The change of specification was formally approved at today’s meeting of the F1 Commission, which was held at the F1 organisation’s HQ in London.
An F1/FIA statement said that «following successful testing by Pirelli, with the support of teams, Pirelli have arrived at a wet weather tyre which is much more performant than the previous specification – this tyre type does not require the use of blankets.»
The new spec has been introduced following dedicated wet weather test sessions undertaken by several teams over the winter and originally aimed at 2024, when blankets are set to be banned for both wet and dry tyres.
Wet conditions and especially visibility have been a major talking point in recent years after several controversial races, notably the 2021 Belgian GP.
The F1 Commission also confirmed that the new wet weather package project – which will see cars fitted with wheel arches designed to reduce spray – will be tested on track in the middle of this season.

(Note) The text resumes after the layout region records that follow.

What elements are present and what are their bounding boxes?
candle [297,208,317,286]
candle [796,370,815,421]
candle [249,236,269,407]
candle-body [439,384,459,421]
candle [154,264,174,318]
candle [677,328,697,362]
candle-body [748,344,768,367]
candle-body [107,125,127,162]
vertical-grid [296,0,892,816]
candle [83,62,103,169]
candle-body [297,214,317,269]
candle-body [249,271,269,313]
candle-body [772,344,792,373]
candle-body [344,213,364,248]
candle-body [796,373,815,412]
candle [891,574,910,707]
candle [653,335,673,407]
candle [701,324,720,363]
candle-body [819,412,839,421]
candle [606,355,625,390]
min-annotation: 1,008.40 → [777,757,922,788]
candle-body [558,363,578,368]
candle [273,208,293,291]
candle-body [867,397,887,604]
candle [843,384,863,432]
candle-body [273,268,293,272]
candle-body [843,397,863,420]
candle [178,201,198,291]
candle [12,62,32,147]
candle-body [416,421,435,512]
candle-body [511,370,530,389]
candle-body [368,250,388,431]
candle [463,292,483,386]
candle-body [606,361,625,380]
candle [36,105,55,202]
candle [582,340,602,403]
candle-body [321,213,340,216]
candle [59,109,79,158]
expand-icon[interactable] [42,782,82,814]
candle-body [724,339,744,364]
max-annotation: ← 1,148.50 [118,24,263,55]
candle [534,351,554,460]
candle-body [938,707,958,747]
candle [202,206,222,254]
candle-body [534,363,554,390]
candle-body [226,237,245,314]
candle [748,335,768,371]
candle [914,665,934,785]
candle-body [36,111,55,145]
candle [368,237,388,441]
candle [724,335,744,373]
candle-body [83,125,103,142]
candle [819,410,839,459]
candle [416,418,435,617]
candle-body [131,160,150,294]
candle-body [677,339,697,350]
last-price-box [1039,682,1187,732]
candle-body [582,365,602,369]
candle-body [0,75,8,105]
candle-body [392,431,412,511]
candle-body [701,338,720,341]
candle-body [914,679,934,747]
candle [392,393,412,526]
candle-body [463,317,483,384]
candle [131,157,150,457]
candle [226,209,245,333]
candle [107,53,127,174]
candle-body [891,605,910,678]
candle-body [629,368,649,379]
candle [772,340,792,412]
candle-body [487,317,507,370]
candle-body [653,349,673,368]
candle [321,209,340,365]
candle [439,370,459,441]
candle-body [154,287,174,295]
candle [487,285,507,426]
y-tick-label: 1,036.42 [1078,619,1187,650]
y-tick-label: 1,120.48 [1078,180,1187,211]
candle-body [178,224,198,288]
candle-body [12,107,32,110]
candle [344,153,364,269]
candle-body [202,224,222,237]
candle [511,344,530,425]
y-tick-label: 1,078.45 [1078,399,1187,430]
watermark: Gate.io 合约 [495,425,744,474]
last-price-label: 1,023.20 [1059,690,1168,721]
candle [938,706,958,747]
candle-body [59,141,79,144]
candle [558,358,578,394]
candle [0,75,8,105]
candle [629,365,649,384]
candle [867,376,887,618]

The FIA has already conducted its own CFD research, but the teams now have been given the official go-ahead to do wind tunnel and CFD work on the impact of the arches outside of the both the aerodynamic testing restrictions and the cost cap.
The statement noted: “Additionally the FIA is grateful for the offers of support made by the teams for the wet weather package project, as presented in the last F1 Commission meeting.
Max Verstappen, Red Bull Racing RB18
Photo by: Red Bull Content Pool
«A technical directive is being prepared to allow teams to do such work outside the aerodynamic testing restriction (ATR) limits and outside the cost cap. Track testing will be planned for the second or third quarter of 2023.»
At the end of last year new FIA single seater director Nikolas Tombazis gave some insight into the project.
«We only think it’s going to be something that gets used on a couple of occasions a year, maybe three, that sort of thing,» he noted.
«We don’t want it to be that every time there’s a drop of rain, then suddenly you have to fit these things.
«We have done a lot of CFD simulations, because we want to make sure the effect of these devices is relatively small on the overall aerodynamics. There still is an effect, but not a massive one.
«Also, we are simulating the droplets of the rain and so on, and seeing how it affects spray. What is a bit of a challenge in the simulations is to determine the relative proportion of what comes from the diffuser to what comes from the tyres.
«Once we have a solution, we’ll get to do some prototypes and run them on some cars to try and evaluate that properly.»